About the Artists
Abby Kettner
Abby Kettner (she/her) is a multidisciplinary artist based in downtown Tkaronto/Toronto. Abby is in her third year at OCAD University, approaching a BFA in Life Studies with a minor in Sculpture and Installation. Her artistic practice continues to evolve as she explores Object-Oriented Ontologies and people's relationships with things through her unique visual language.
Sasha Shevchenko
Sasha Shevchenko is a Ukrainian, Tkaronto/Toronto and Mississauga based interdisciplinary artist, whose practice bridges interests in sculpture, drawing, archaeology, and intimate ethnography. By combining contemporary and ancient story-telling methodologies, Shevchenko re-structures the definition of human-nature relationships through the re-discovery of ancestral knowledge and the body as an imprint maker. Her work has been exhibited at the Art Gallery of Mississauga, Small Arms Gallery, and VAM, along with international online exhibitions. Shevchenko is currently obtaining a BFA in Sculpture and Installation at OCAD University.
Evgenia Mikhaylova
Evgenia is a Russian/Canadian interdisciplinary artist working in installation, video, sound, drawing and performance. Her work examines the complexities of perception, communication systems, language and epistemology through interdisciplinary research-based practice that investigates parallels between the ways we experience the world through our senses, and the ways we interpret the knowledge we acquire. She is currently completing a BFA in Sculpture/Installation with minor in Integrated Media at OCADU, Tkaronto/Toronto.
Carla Sierra Suarez
Carla Sierra Suarez is a Mexican multidisciplinary artist based in Tkaronto, currently pursuing a BFA in Sculpture/Installation at OCAD University. In her practice, Carla explores themes of identity such as her dual identity as part of the Latin diaspora and being a Muslim convert, as well as identity with mental health and her experiences with Bipolar Disorder, ADHD, and PTSD.
Noor Kayed
Noor is an Art student based in Toronto. Her practice speaks to themes related to how she perceives the world around her by replicating her behaviors, feelings, and thoughts. Taking her metaphysical experiences, she recreates them into a physical form that helps her better understand their abstractness.

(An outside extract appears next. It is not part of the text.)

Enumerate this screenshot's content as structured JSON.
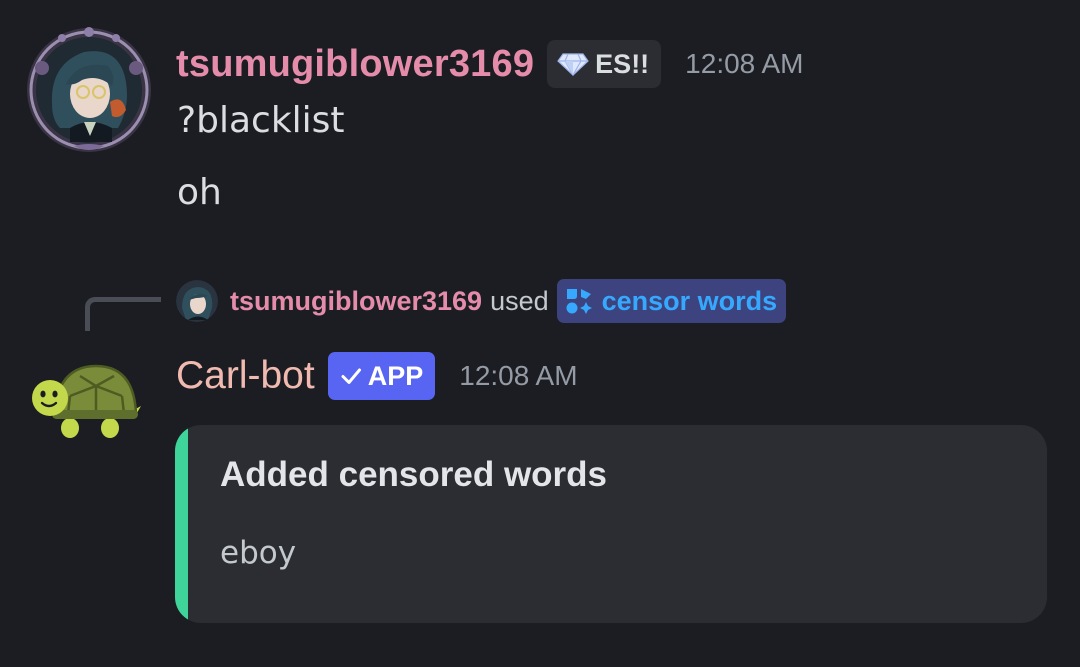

A significant part of Noor’s practice emanates from drawing intricate line work, usually layered on top of pieces of work, known as "Unspoken Thoughts". Drawn autonomously, these lines generate dialogue within the work she produces. They are a space that Noor has created for herself to insinuate her presence within pieces of work.
Ronald Lam
Ronald Lam is a Toronto based conceptual artist. He conducts research at the intersection of developmental psychology, social anthropology and existential philosophy, and applying that knowledge to design ephemeral installations across disciplines, media and scales — from the individual scale to the cultural scale. Ronald first started his academic career in physics then transitioning to architecture and environmental design, each coalescing to the foundation of his practice. He prescribes physical and intellectual engagement in his artwork to question our inherited mannerisms and belief structures as the world moves toward the realm of responsible creation.
Farzaneh Moallef
Farzaneh Moallef is a Toronto based interdisciplinary visual-artist. Having had the opportunity to attend Faculté de lettre, at Nancy, France, where her studies exposed her to a range of French painters and writers and visits to the Louvre and Musée d'Orsay in Paris; she studied works of Masters including French post-impressionists Henri Rousseau and Paul Gaugin. These were the artists who most impressed her on her artistic journey. She is currently studying Sculpture, Installation, and Photography at OCAD University in Toronto.
Harmony McNish
Harmony is a third-year Sculpture and Installation Student who resides in the City of Kawartha Lakes on her family’s intergeneration Homestead. She is focused on developing works that have functionality that shares stories and to create a notion of place-making.
Dylan Rutledge
Dylan Rutledgewould like to use his practice to encourage people to question modern ways of living and their reliance on mass produced objects and food to fulfill their desires. Presenting alternative methods of living, creating and consuming that may for some people offermore satisfaction. Working to raise questions within the viewer as to finding satisfaction through living a more sustainable lifestyle in unison with the land however that may be. These dominating values and ideals have led to the use of natural materials,including mainly found and harvested materials. For these reasons the use of power or electricity is predominantly absent throughout.